“No; they dig a certain kind of rock out and burn it, and it turns into lime; and they burn shells, and that makes lime too.”
“Shells? Well, we can get plenty of shells.”
“Yes, but I don’t know how to burn lime,—how long it takes or how it ought to look when it is right,—and I don’t know exactly how to work it afterwards either.”
“Can’t we experiment and find out? Burn just a few at first and see how they work?”
“I guess we’d better, for I don’t want this house falling down on us in a storm, and if I can get the frame of it absolutely solid, I’ll risk but what we can manage the rest of it all right.”
“What will you make the roof of?” asked Jennie.
“Thatch,” promptly responded Marian. “Don’t you remember all that tall thatch grass out beyond the lagoon? The Mexicans at the Port sometimes make their whole houses of it. And, Delbert, there is another big job ahead of us. We are going to need every pole that is in the corral fence; we must build a good brush fence to hold in the burros, so that we can have every stick and pole there, every piece of driftwood. I guess we’d better clear that patch of brush beyond the garden. It will be nicer cleared away, and we can pile it all on to the fence.”
They gathered a lot of shells that day, and, after a few experiments in their cooking-fire, made a little pile of alternate shells and wood and started it burning. Marian thought the shells ought probably to burn slowly; her idea was to rake out a few every now and then and see how things were going. Her only safe way was to mix a little mortar and see if it set hard.
Between times they worked on the brush fence. They had not progressed very far before they wished they had got at it at least two years sooner, for in the midst of the tangled growth of bushes, choked and stunted but still struggling to keep alive, they found a goodly number of cotton plants.
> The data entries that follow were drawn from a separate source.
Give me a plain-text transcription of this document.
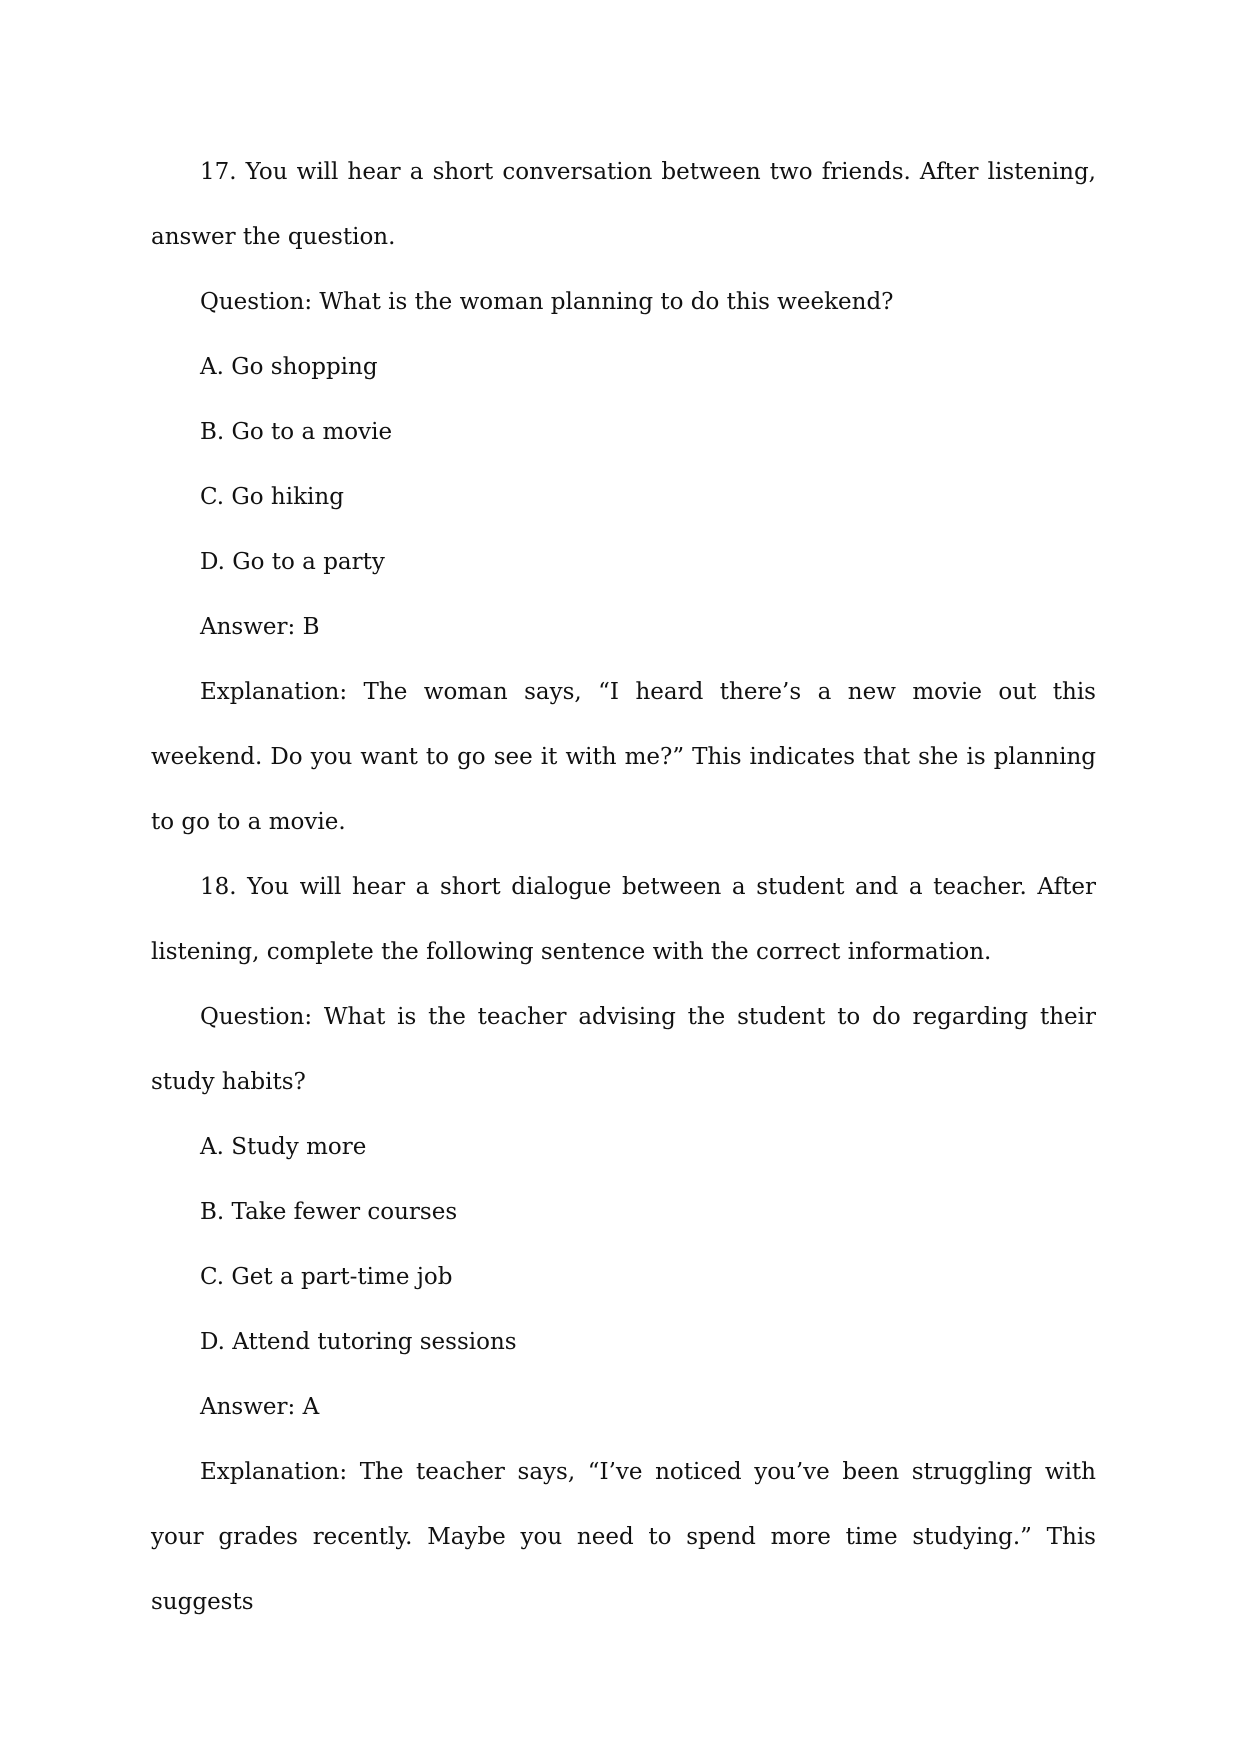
17. You will hear a short conversation between two friends. After listening, answer the question.

Question: What is the woman planning to do this weekend?

A. Go shopping

B. Go to a movie

C. Go hiking

D. Go to a party

Answer: B

Explanation: The woman says, “I heard there’s a new movie out this weekend. Do you want to go see it with me?” This indicates that she is planning to go to a movie.

18. You will hear a short dialogue between a student and a teacher. After listening, complete the following sentence with the correct information.

Question: What is the teacher advising the student to do regarding their study habits?

A. Study more

B. Take fewer courses

C. Get a part-time job

D. Attend tutoring sessions

Answer: A

Explanation: The teacher says, “I’ve noticed you’ve been struggling with your grades recently. Maybe you need to spend more time studying.” This suggests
These must have been, along with the palms and the bananas, a part of the smugglers’ garden. There were three straggling rows, and most of the bushes had a few sickly-looking cotton bolls on them. They are never very large on that particular variety of plant, but none of these were larger than a small hen’s egg; indeed, most of them more closely resembled marbles. But they contained actual cotton, and with care and some cultivation the plants would produce more and larger bolls. They gathered them—what few there were—and put them with the cotton-tree pods.